When I was nearing the end of undergrad, I had a friend who had already graduated and was already a couple years into his career.  I don’t know how this came up, but he told me to start saving right away and to check out the subreddit /r/personalfinance. I checked it out and read it sometimes, particularly this flowchart found in the sidebar.  It had immediate appeal because it was so structured and simple to follow.  I immediately set a goal to be able to follow it all the way to the bottom. At my job, I didn’t have access to a 401k immediately, so my 2 initial goals were to open and max a Roth IRA and build an emergency fund.  I arbitrarily chose $10,000 as my goal for this, moved back home, and got to working.

From a financial perspective, moving back in with my parents after graduating college was a very smart decision.  This isn’t always possible, but the job I got was in my hometown and my parents were happy to help me out, so that I didn’t have to put a ludicrous percentage of my salary towards rent.  

As of writing this, I’d been back in my childhood house for just over a year, and was in the process of apartment hunting, but let us assume it will be a 1 year for our calculations for simplicity.  Now for some rough estimations! Say I wanted to live with one roommate in a 2 bedroom apartment near-ish to my office: this would run me $1,200-2,000/month. So we will assume $1,500/month, a combined $500 for food/utilities/other misc benefits I’d forego by moving out of my home.  So roughly $2,000 per month that I otherwise wouldn’t be spending over the course of 1 year, for a grand total of $24,000. And this number could be much higher.  I know some people paying north of $2,500/month for rent and they eat out for nearly every meal!  Obviously this is not ideal and I’m not one to spend that much money if I don’t have to, but I’m very comfortable saying that one year at home with my folks will have saved me in the vicinity of the $24,000 figure previously mentioned.  And lastly, we will assume a $60,000 salary, a 5% employer match for a 401k, and only federal taxes as state taxes vary (and assuming filing as Single).

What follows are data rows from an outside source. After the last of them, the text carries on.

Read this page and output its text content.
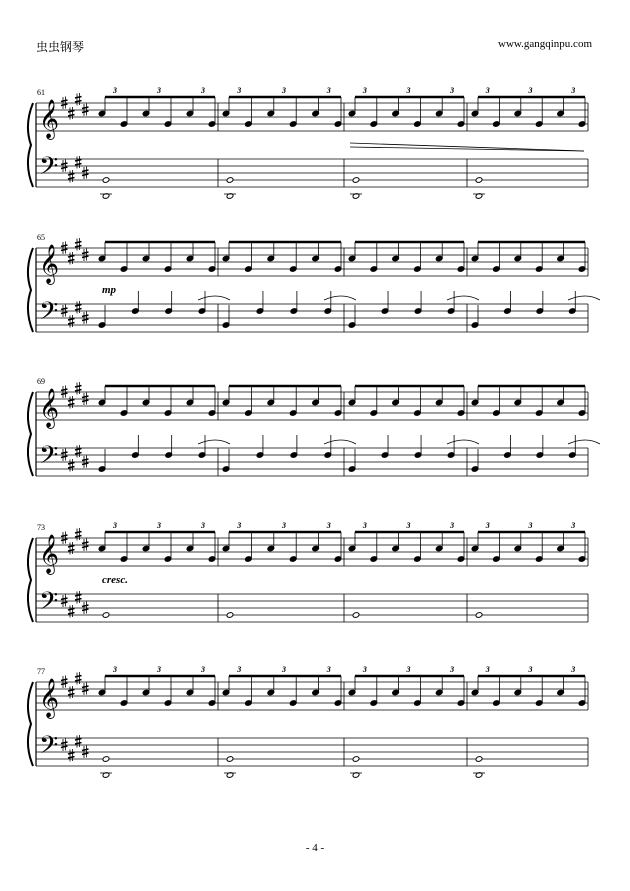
虫虫钢琴	www.gangqinpu.com
𝄞
𝄢
61	3	3	3	3	3	3	3	3	3	3	3	3
𝄞
𝄢
65
mp
𝄞
𝄢
69
𝄞
𝄢
73
cresc.
3	3	3	3	3	3	3	3	3	3	3	3
𝄞
𝄢
77	3	3	3	3	3	3	3	3	3	3	3	3
- 4 -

Now that we’ve got some base lines, we will have 2 different scenarios. For the first, we will be living at home and contributing this extra $2,000/month to a traditional 401k, as well as a Roth IRA.  And for the second, we will be spending this $2,000/month and only contributing in our 401k 5% to get the employer match, as this is the traditional wisdom given to people just starting their working career.  The following tables outline the differences in invested amounts between the two after one year:

So right off the bat, we can see AGI difference is pretty drastic and as a result you’re able to save a little over $3,000 on federal income tax.  This is an immediate benefit as it’s easy to notice if your monthly take home is $250 higher! But then there’s the long term benefit. This is where our friend compound interest comes into play. If we simply let these two account balances sit and grow for 20 years at 7% annual return, this is what we see:

Saving and investing $2,000 a month by living at home for just 1 year can lead to a $80,000 difference.  This one small trick could be massively impactful in the future financial states of new grads, assuming this is a possibility for them.  It might not seem like much at the time, and it’s only for 1 year, but the long run difference is staggering. If you stack on other things like cutting expenses, or avoiding lifestyle inflation that comes along with earning money for the first time in your life and wanting to completely change your spending habits from broke college student to young professional, this could be even more.  You want to be on the right side of compounding interest. There’s no downside to setting aside as you comfortably can when you’re young and the upside is more money for your future self! And if you grow your next egg early, there’s less pressure if issues come up down the line and you’re not able to contribute as much for whatever reason. Doing so gives so much financial flexibility later in life.

Clearly not everyone has a great relationship with their parents, nor will everyone get their first job in their hometown.  But for those people that can tick both of these boxes, this is definitely something to consider.